My most recent book – Hard Times: Leadership in America – was published last October by Stanford University Press. The book explores the impact of context on leadership and followership. Beginning February 3, I started posting in this space excerpts. They appear here in the order in which they appear in the book.
“Our perception of corporate America in the second decade of the twenty-first century is in large part a consequence of what happened in and to corporate America in the first decade of the twenty-first century. Beginning with the ignominious collapse of Enron in 2001, American business has seemed ever since somehow, somewhat tarnished. One could, in other words, make the argument that it never fully recovered from this particular debacle, from the failure of a famously high-flying energy company previously thought virtually impervious, or from the criminal convictions of corporate officers previous thought virtually invincible….. While most Americans did not closely track [the] various corporate collapses [during roughly this same period], they did catch the whiff of failure, of greed, of corruption.

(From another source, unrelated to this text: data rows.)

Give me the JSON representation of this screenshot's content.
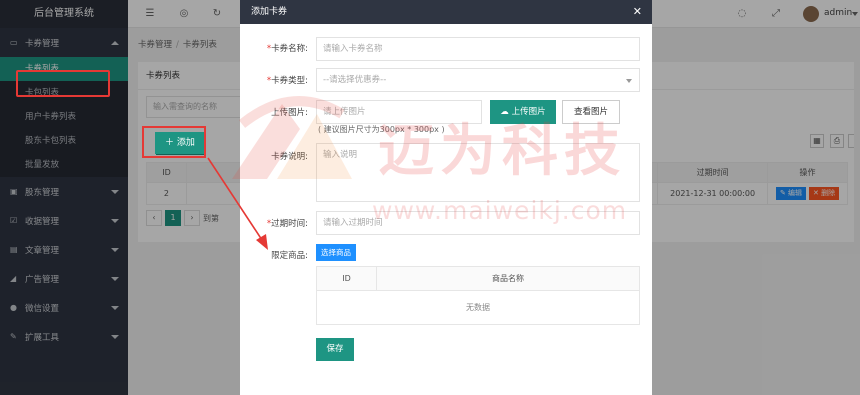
{
  "app": {
    "brand": "后台管理系统",
    "user": "admin"
  },
  "colors": {
    "sidebar": "#2f3542",
    "accent": "#1e9583",
    "blue": "#1e90ff",
    "danger": "#ff5722",
    "highlight": "#e53935"
  },
  "topbar": {
    "icons": [
      "menu-icon",
      "globe-icon",
      "refresh-icon",
      "theme-icon",
      "fullscreen-icon"
    ]
  },
  "sidebar": {
    "groups": [
      {
        "label": "卡券管理",
        "icon": "card-icon",
        "open": true,
        "items": [
          {
            "label": "卡券列表",
            "active": true
          },
          {
            "label": "卡包列表"
          },
          {
            "label": "用户卡券列表"
          },
          {
            "label": "股东卡包列表"
          },
          {
            "label": "批量发放"
          }
        ]
      },
      {
        "label": "股东管理",
        "icon": "shareholder-icon"
      },
      {
        "label": "收据管理",
        "icon": "receipt-icon"
      },
      {
        "label": "文章管理",
        "icon": "article-icon"
      },
      {
        "label": "广告管理",
        "icon": "ad-icon"
      },
      {
        "label": "微信设置",
        "icon": "wechat-icon"
      },
      {
        "label": "扩展工具",
        "icon": "tool-icon"
      }
    ]
  },
  "breadcrumb": {
    "parent": "卡券管理",
    "current": "卡券列表"
  },
  "card": {
    "title": "卡券列表",
    "search_placeholder": "输入需查询的名称",
    "add_label": "添加",
    "table": {
      "headers": {
        "id": "ID",
        "expire": "过期时间",
        "actions": "操作"
      },
      "rows": [
        {
          "id": "2",
          "expire": "2021-12-31 00:00:00",
          "edit": "编辑",
          "del": "删除"
        }
      ]
    },
    "pager": {
      "current": "1",
      "goto": "到第"
    }
  },
  "modal": {
    "title": "添加卡券",
    "fields": {
      "name": {
        "label": "卡券名称:",
        "placeholder": "请输入卡券名称"
      },
      "type": {
        "label": "卡券类型:",
        "placeholder": "--请选择优惠券--"
      },
      "image": {
        "label": "上传图片:",
        "placeholder": "请上传图片",
        "upload": "上传图片",
        "view": "查看图片",
        "hint": "( 建议图片尺寸为300px * 300px )"
      },
      "desc": {
        "label": "卡券说明:",
        "placeholder": "输入说明"
      },
      "expire": {
        "label": "过期时间:",
        "placeholder": "请输入过期时间"
      },
      "goods": {
        "label": "限定商品:",
        "button": "选择商品"
      }
    },
    "goods_table": {
      "headers": [
        "ID",
        "商品名称"
      ],
      "empty": "无数据"
    },
    "save": "保存"
  },
  "watermark": {
    "cn": "迈为科技",
    "url": "www.maiweikj.com"
  }
}
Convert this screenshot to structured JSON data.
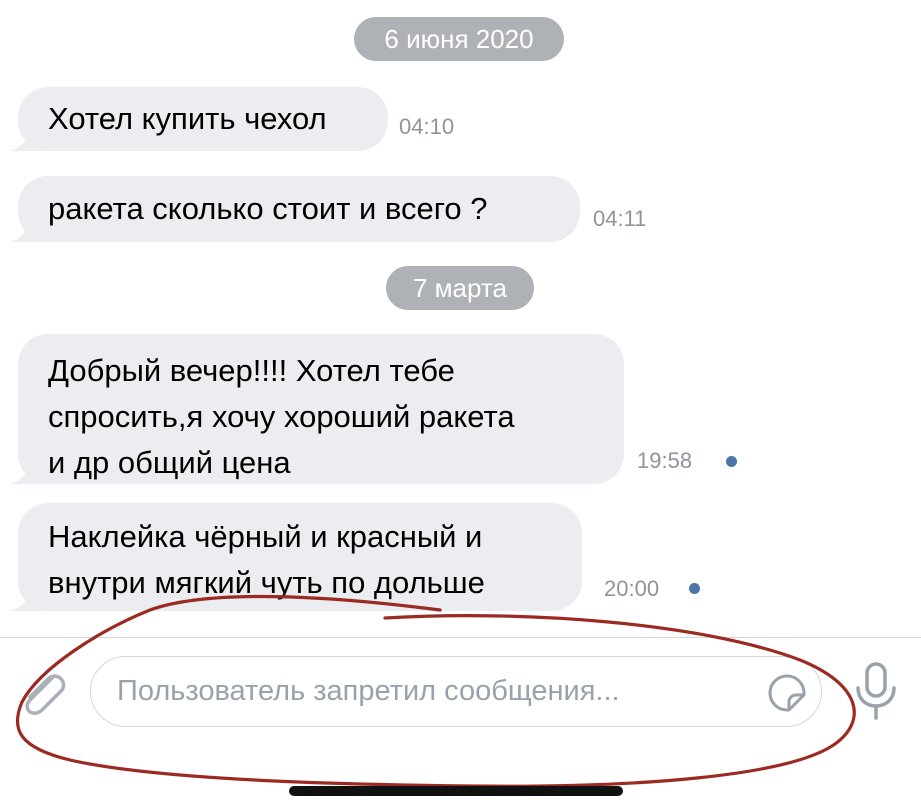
{
  "chat": {
    "date_1": "6 июня 2020",
    "date_2": "7 марта",
    "messages": [
      {
        "lines": [
          "Хотел купить чехол"
        ],
        "time": "04:10"
      },
      {
        "lines": [
          "ракета сколько стоит и всего ?"
        ],
        "time": "04:11"
      },
      {
        "lines": [
          "Добрый вечер!!!! Хотел тебе",
          "спросить,я хочу хороший ракета",
          "и др общий цена"
        ],
        "time": "19:58"
      },
      {
        "lines": [
          "Наклейка чёрный и красный и",
          "внутри мягкий чуть по дольше"
        ],
        "time": "20:00"
      }
    ]
  },
  "composer": {
    "placeholder": "Пользователь запретил сообщения..."
  },
  "icons": {
    "attach": "paperclip-icon",
    "sticker": "sticker-icon",
    "mic": "microphone-icon"
  },
  "colors": {
    "bubble": "#ebedf0",
    "date_pill": "#aeb1b6",
    "unread_dot": "#4a76a8",
    "annotation": "#9b2a22"
  }
}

They did understand that like some of their most vaulted political leaders…some of their most vaulted business leaders were other than what they were cracked up to be. Most were mere mortals and many had been, were still, overpaid and overpraised.
The recent financial crisis did not change our opinion or help the situation. Corporate debacles ‘scorched’ the global economy, with the IMF calculating that they resulted in total bank losses of about $2 trillion. They also led to a ‘collapse of trust in business.'”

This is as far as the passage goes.